Consider $S=\{1, 2, 3, \cdots, 6n\}$, $n>1$. Find the largest $k$ such that the following statement is true: every subset $A$ of $S$ with $4n$ elements has at least $k$ pairs $(a,b)$, $a<b$ and $b$ is divisible by $a$.

Given a natural $n>1$ and its prime fatorization $n=p_1^{\alpha 1}p_2^{\alpha_2} \cdots p_k^{\alpha_k}$, its false derived is defined by $$f(n)=\alpha_1p_1^{\alpha_1-1}\alpha_2p_2^{\alpha_2-1}...\alpha_kp_k^{\alpha_k-1}.$$Prove that there exist infinitely many naturals $n$ such that $f(n)=f(n-1)+1$.

Let $n$ be a integer and let $n=d_1>d_2>\cdots>d_k=1$ its positive divisors. a) Prove that $$d_1-d_2+d_3-\cdots+(-1)^{k-1}d_k=n-1$$iff $n$ is prime or $n=4$. b) Determine the three positive integers such that $$d_1-d_2+d_3-...+(-1)^{k-1}d_k=n-4.$$

Is that true that there exist a polynomial $f(x)$ with rational coefficients, not all integers, with degree $n>0$, a polynomial $g(x)$, with integer coefficients, and a set $S$ with $n+1$ integers such that $f(t)=g(t)$ for all $t \in S$?

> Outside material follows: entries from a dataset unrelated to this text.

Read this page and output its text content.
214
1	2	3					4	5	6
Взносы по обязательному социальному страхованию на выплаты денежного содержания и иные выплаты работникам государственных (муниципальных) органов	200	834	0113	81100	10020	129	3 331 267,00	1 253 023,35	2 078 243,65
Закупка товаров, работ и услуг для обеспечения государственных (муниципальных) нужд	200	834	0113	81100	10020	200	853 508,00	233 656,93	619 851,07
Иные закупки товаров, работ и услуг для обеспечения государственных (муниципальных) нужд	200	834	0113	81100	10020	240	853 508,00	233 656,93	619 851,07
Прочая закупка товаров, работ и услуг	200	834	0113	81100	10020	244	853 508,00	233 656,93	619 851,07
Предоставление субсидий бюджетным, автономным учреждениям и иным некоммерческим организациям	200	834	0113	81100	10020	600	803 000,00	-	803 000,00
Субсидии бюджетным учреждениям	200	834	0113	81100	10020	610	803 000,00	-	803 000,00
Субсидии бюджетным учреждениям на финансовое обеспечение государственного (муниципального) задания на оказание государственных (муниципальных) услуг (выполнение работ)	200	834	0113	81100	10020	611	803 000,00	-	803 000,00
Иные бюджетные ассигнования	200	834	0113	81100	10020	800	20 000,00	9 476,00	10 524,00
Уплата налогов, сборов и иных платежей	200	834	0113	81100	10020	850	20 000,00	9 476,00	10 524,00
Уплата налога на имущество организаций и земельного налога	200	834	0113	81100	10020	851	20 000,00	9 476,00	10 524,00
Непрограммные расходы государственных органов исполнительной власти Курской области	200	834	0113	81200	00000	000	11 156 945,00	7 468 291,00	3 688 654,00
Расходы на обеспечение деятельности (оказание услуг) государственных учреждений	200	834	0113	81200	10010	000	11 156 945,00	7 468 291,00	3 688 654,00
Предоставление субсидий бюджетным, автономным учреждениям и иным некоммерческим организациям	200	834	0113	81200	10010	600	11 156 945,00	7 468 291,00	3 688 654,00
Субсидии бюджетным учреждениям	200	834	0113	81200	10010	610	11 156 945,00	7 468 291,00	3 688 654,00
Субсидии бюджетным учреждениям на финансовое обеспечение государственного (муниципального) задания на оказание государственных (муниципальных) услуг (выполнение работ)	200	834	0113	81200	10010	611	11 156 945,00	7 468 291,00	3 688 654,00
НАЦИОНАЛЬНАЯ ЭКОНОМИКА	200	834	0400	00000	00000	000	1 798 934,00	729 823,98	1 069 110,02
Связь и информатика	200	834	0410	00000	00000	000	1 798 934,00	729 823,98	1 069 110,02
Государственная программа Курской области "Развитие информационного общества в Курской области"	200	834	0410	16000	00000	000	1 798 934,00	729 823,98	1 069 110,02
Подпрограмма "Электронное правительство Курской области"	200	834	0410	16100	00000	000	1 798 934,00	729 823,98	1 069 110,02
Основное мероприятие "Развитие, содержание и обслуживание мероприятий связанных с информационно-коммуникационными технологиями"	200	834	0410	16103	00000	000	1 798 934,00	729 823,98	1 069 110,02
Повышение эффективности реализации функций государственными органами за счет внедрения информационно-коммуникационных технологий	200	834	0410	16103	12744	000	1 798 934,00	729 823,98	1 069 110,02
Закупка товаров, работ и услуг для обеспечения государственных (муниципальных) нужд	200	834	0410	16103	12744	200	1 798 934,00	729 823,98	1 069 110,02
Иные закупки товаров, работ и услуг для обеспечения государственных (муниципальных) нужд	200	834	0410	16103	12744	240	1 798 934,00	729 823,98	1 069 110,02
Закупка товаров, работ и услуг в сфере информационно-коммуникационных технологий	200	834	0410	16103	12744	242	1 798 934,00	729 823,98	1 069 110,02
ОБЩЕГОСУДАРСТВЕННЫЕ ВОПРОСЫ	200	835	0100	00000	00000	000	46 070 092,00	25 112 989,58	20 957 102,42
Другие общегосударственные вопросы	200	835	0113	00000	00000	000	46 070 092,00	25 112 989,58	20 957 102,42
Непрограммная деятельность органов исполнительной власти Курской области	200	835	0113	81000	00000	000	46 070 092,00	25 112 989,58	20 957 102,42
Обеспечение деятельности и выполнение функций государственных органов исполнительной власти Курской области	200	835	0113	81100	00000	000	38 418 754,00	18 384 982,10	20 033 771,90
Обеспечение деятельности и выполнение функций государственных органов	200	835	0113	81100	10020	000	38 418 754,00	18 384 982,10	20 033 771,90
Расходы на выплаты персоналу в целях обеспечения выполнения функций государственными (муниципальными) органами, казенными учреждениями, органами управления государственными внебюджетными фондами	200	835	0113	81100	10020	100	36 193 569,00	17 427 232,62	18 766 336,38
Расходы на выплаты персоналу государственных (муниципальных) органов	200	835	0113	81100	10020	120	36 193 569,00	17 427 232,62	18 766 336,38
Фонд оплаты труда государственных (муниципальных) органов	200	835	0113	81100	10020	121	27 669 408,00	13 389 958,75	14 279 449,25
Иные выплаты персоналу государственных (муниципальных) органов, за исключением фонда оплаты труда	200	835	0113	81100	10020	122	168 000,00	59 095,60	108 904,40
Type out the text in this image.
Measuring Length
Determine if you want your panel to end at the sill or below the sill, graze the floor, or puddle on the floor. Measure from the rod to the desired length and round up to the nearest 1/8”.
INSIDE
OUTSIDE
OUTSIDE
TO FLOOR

Let $\triangle ABC$ be a scalene triangle and $X$, $Y$ and $Z$ be points on the lines $BC$, $AC$ and $AB$, respectively, such that $\measuredangle AXB = \measuredangle BYC = \measuredangle CZA$. The circumcircles of $BXZ$ and $CXY$ intersect at $P$. Prove that $P$ is on the circumference which diameter has ends in the ortocenter $H$ and in the baricenter $G$ of $\triangle ABC$.